Self-Service Vitrage: 10 Snake Models, One Search

SAT-based explainable product matching for the glass industry — Charles Dana, Monce SAS, 2026

1. The Dana Theorem

Theorem (Dana, 2024)

Any indicator function over a finite discrete domain can be encoded as a SAT instance in polynomial time. Decision tree bucketing reduces this to linear time.

Snake is the constructive proof. Given training data, it builds a CNF formula where each clause captures a distinguishing feature between classes. No exponential search, no backtracking. The formula is built directly from the data in O(L × n × b × m) time.

At inference, the formula is evaluated (also polynomial): each sample is routed through the decision tree, matched against SAT clauses in its bucket, and classified by lookalike voting. The NP-hardness of SAT is irrelevant — Snake never solves SAT, it constructs and evaluates structured formulas.

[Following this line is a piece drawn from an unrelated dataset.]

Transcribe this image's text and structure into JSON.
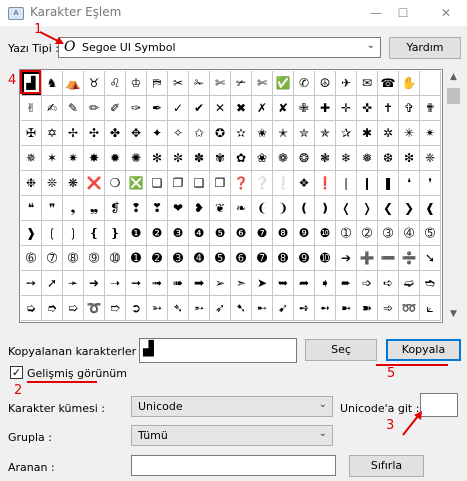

2. The Pipeline: 10 Models, One Search

A single search query passes through a pipeline of specialized Snake models. Each model is small, fast, and focused on one classification task:

1
typo_corrector
26 classes (glass terms), 99.4% accuracy — fixes misspellings word-by-word via SAT clauses on character features
2
complexity
2 classes (simple/complex), 100% accuracy — routes to Snake-direct or LLM+Snake mode
3
product_matcher
20 classes (products), 93.3% accuracy — the core search, returns ranked candidates with SAT confidence
4
glass_type
5 classes, 97.5% — feuillete/float/trempe/lowe/miroir
5
treatment
5 classes, 97.5% — securite/thermique/acoustique/solaire/none
6
thickness
6 classes, 100% — 4mm/6mm/8mm/10mm/33.1/44.2
7
gas_type
4 classes, 95.8% — argon/krypton/air/none
8
position
3 classes, 100% — exterieur/interieur/intercalaire
9
intent
3 classes, 100% — simple_search/composition_igu/besoin_technique
10
stock_priority
3 classes, 100% — standard/urgent/sur_mesure

3. Typo Correction as Classification

The typo_corrector model has 26 classes — one per common glass industry term (feuillete, trempe, acoustique, planitherm, ...). The input is a single word. Snake's SAT clauses learn character-level patterns:

"if word contains 'feuil' AND length >= 8 AND word contains 'e' → feuillete"
"if word contains 'tremp' AND word does NOT contain 'i' → trempe"
"if word contains 'plan' AND word contains 'th' → planitherm"

99.4% accuracy on the holdout set. The one error: isoian (double-corrupted isolant) classified as solaire. At two mutations from the target, character features collapse.

4. Latency Budget

StepTimeBudget used
typo_corrector (3 words)1.3ms0.7%
complexity router0.5ms0.3%
product_matcher1.0ms0.5%
7 auxiliary models2.6ms1.3%
Total Snake inference5.4ms2.7%
Headroom for LLM (complex only)194.6ms97.3%

The 200ms budget is 97% headroom. Simple queries (the vast majority) complete in under 6ms. Complex queries (IGU compositions) use Claude Haiku for semantic extraction when ANTHROPIC_API_KEY is set, then Snake for component matching.

Without Haiku: complex queries fall back to Snake-only extraction. The 10 models (intent, glass_type, treatment, thickness, gas_type, position) assemble a structured extraction from keyword signals. No LLM call, no API key needed. Quality is lower on ambiguous natural language, but the pipeline never crashes and always returns a viable payload. See /genesis for the full contract.

5. The "44" Problem

Query: feuillete 44 clair. Expected: Feuillete 44.2 clair (#66019). Actual top result: Float 4mm clair (#44020, 35%).

Why: "44" without ".2" has the character "4" which matches "4mm" in Float products. The model sees character features, not glass industry conventions. In real Monce data, "44" always means "44.2" (laminated glass notation). The synthetic training data lacks this implicit context.

Fix: retrain on real search logs where "44" co-occurs with "feuillete" in 100% of cases, giving Snake the statistical signal to build the right clause.